Parafialne zespoły Caritas powinny tworzyć aktualizowane mapy potrzeb – mówi KAI brat Cordian Szwarc OFM wskazując na wielkie wyzwanie, jakim dla polskich parafii jest przyjęcie uchodźców z Ukrainy. Zastępca dyrektora Caritas Polska zachęca też do wytrwałości w pomaganiu przybyszom oraz do tworzenia parafialnych kół Caritas wszędzie tam, gdzie ich jeszcze nie ma.
Rozmowa z br. Cordianem Szwarcem OFM, zastępcą dyrektora Caritas Polska.
Tomasz Królak (KAI): Napływ uchodźców z Ukrainy to wielkie wyzwanie także dla parafialnych zespołów Caritas...

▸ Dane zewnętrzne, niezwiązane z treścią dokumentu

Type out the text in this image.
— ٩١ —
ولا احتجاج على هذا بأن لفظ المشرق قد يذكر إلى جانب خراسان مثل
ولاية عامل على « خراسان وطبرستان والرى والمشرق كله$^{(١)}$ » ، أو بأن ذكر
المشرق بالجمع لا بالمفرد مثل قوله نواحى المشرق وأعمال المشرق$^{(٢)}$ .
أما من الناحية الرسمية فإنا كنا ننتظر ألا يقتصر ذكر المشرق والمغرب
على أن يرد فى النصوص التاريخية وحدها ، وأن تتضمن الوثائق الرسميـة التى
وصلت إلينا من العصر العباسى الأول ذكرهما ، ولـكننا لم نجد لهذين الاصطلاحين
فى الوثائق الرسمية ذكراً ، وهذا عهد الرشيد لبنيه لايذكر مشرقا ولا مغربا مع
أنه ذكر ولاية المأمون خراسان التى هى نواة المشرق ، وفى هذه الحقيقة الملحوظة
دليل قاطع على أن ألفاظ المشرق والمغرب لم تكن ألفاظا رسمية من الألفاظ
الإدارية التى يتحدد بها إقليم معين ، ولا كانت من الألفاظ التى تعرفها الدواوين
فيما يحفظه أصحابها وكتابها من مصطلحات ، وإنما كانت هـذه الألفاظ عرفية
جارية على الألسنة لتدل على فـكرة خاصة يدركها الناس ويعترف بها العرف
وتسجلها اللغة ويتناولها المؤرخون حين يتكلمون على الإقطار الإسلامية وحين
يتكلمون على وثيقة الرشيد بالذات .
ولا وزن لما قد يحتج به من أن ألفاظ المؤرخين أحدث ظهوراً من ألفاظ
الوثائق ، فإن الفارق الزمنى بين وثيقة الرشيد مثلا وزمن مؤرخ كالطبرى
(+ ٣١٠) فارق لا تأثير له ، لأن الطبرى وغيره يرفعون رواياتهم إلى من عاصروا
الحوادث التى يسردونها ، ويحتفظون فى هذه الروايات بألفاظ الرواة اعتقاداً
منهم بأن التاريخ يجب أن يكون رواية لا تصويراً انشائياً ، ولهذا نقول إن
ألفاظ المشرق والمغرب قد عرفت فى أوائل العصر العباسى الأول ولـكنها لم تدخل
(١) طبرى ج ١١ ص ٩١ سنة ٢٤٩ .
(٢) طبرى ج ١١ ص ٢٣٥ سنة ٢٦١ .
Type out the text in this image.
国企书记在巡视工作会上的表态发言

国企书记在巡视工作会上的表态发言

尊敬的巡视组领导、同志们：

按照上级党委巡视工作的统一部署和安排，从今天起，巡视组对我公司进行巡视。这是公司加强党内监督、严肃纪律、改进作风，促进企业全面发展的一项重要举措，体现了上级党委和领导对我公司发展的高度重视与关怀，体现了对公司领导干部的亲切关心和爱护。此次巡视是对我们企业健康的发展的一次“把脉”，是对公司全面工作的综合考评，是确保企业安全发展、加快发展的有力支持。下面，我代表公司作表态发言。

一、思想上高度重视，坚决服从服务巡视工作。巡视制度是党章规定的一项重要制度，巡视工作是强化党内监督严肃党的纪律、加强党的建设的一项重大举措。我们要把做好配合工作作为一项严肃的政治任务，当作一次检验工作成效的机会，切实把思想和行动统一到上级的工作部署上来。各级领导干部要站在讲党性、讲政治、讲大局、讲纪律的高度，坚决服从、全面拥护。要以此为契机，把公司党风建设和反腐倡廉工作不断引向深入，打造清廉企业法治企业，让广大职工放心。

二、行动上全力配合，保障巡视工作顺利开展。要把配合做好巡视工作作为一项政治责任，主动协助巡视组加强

Brat Cordian Szwarc OFM: – Przede wszystkim, zarówno tym zespołom, jak i innym grupom charytatywnym należy się wielkie podziękowanie za taką mobilizację, za twórczą i uważną pomoc. Dzięki pracy w parafiach doświadczamy też swoistego cudu: pomimo, iż granicę przekroczyło ponad półtora miliona ukraińskich uchodźców, my nie mamy obozów. Ludzie poprzyjmowali uciekinierów w swoich domach. To jest niesamowite.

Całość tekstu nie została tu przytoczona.